The Prof, some friends and I had a lively debate the other night about I-1000, the “Death With Dignity” (a.k.a. physician-assisted suicide, or PAS) initiative being considered in Washington State this fall.
I was torn about it: my libertarian and progressive instincts both told me to support it (individual rights), but I’m conservative enough to be cautious about a potential radical social change like this. The radical changes I tend to support, like, say, universal health care and high-speed rail, are commonplace in nearly every other industrialized nation — which makes them a no-brainer in my mind. But PAS has a much shorter track record, and is legal in only a handful of places.
I realized that I didn’t know much about the law, or how it had been administered next door in Oregon, so I decided to do some research.
The Seattle Times lays out some facts about I-1000, modeled on Oregon’s law: the patient must have less than 6 months to live, two doctors have to certify that diagnosis and refer the patient to counseling if they suspect depression. Also, this is not euthanasia (which is legal in The Netherlands): the doctor can’t kill you. S/he can only prescribe a lethal dose of barbituates, which you have to be well enough to take on your own.
The State of Oregon’s Dept. of Human Services provides annual reports on the law, going back to its inception 10 years ago (Oregonians pased it 60%-40% in 1997). A few dozen doctors statewide write an average of 54 prescriptions each year, and of those, an average of 34 patients actually use the drugs to end their lives (see the 10-year summary, .pdf). The overwhelming majority are terminal cancer patients.
Out of our conversation came several potential objections to the law:
- Suicide should either be completely legal or illegal. It’s either right to kill yourself or it’s wrong, and this law is a half-baked compromise
- the diagnosis could be wrong
- It’s a “slippery slope”: Why not 7 months? Why not include non-terminal patients (as former Governer Booth Gardener wants to do)?
- Patients may be depressed.
- It elevates doctors to a new role in society, giving them the kind of authority that we usually limit to the legal system (this is why the Oregonian newspaper objects, though they admit that their concerns about safeguards were unfounded)
- Relatedly, doctors are potentially persuadable (“come on doc, I got 7 months, but can you just say it’s 6?”)
- It’s not a fundamental human right. “The right is life. Where does death fit in?” writes Joel Connelly.
I’m sure there are others. Something that the insurance industry is behind it, so they don’t have to pay for end-of-life care. But there’s no evidence of that, just insinuation, to my knowledge.
The first thing to note is that no law is perfect, and the perfect shouldn’t be the enemy of the good. I want universal health care, but I’ll settle for insuring every kid under 18. At least for now. Which gets us to the “slippery slope” argument. Could this law eventually lead to total legalization of sucide? I don’t know. But I do know that the great thing about democracy is that we’ll get to choose. Slippery slope arguments are used all the time, from gay marriage to gun laws. Liberalism itself is one, big slippery slope between the good of the many and the good of the individual.
Second, with respect to the doctors, I realized that what we’re talking about is not so different from “Do Not Resuscitate” or DNR laws, which I support. If you can tell a doctor that you don’t want to be hooked up to machines, why can’t you tell him/her you want a lethal dose of pills? And while I suppose the doctor is potentially corruptible (as in #5 and #6 above), we already assume the impartiality of doctors in so many other places in our society (say, with respect to diagnosing that a criminal is legally insane), is this really the one place to make an exception?
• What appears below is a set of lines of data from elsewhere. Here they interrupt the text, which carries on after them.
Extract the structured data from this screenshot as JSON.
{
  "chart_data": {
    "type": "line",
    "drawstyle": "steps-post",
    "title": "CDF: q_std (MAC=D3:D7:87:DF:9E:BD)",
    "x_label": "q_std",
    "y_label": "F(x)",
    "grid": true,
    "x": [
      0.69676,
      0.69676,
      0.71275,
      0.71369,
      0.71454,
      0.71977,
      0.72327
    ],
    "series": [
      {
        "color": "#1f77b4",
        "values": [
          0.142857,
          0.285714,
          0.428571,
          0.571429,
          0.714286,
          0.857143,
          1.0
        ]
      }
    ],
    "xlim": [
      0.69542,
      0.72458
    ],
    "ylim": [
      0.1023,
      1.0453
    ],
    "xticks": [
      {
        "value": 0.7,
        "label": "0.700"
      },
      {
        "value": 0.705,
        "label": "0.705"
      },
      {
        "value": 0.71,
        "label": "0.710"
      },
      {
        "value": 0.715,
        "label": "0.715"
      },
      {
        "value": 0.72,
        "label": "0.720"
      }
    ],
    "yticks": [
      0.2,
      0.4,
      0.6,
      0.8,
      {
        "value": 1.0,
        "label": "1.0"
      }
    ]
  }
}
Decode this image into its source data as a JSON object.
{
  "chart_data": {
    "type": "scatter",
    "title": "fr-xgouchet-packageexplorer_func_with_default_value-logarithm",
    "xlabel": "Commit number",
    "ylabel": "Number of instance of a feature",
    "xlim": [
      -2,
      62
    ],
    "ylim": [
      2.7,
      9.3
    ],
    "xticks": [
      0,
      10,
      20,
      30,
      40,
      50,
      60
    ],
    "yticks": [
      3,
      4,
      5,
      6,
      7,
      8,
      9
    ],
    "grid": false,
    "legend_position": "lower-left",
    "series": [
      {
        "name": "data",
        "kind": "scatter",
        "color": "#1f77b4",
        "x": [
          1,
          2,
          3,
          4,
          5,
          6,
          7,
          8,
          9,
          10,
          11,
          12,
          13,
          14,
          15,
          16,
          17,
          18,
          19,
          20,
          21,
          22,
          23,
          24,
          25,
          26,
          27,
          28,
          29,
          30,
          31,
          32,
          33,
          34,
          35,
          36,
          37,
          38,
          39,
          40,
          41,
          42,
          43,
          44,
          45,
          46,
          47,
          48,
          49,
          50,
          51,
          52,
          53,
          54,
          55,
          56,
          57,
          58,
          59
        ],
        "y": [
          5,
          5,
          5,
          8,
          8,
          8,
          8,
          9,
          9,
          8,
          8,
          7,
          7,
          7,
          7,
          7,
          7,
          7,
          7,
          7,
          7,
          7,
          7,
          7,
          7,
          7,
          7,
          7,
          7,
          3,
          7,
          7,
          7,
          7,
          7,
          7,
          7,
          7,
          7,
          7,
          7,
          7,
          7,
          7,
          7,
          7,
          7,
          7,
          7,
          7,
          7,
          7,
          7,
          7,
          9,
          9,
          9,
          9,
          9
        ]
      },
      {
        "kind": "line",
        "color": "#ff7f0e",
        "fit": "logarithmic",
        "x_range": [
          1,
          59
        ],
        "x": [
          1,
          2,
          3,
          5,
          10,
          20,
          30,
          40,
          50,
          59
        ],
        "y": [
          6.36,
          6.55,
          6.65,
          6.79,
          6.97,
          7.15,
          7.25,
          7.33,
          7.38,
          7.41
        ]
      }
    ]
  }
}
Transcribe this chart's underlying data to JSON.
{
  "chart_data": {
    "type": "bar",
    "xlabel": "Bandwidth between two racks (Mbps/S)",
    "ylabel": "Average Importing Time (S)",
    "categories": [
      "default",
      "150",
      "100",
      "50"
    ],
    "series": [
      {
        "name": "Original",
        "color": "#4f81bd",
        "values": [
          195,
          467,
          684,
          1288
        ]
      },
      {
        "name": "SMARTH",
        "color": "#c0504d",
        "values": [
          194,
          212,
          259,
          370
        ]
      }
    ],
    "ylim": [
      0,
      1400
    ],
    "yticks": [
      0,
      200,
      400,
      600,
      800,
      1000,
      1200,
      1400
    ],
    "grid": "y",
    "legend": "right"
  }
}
That gets to the fundamental challenge of this law, and how you view it. One way to view it is through the abortion lens, which is to say that it’s a personal choice, and the government shouldn’t get in the way. Dan Savage makes that argument in a very moving piece about the recent death of his mother. Another way to look at it, though, is as a natural societal adaptation in the face of advanced medical technology. We can prolong life artificially nowadays, sometimes nearly indefinitely. DNRs, which became popular in the 1960s with the first wave of defibrillators, were society’s way of adapting. Advanced cancer treatments can prolong life as well, sometimes equally painfully.
Finally, I can’t quite figure out how it hurts me if a terminally ill patient wants the option to end their life. I support public education and universal health care because it hurts me — economically, socially, etc. — when a poor kid can’t get a good education or health care. I support gay marriage, though, because it doesn’t hurt me at all if two people want to get married.
In general, suicide has negative externalities, negative costs to society: it hurts the ones you leave behind, it costs society money, public suicides (say over the Aurora Bridge) cause anguish to bystanders, etc. But I don’t think those negative costs really apply to the three dozen or so terminally cancer patients who want to go, in peace, at a time of their choosing.
I’m open to persuasion, but I think as of now I’m voting yes on I-1000.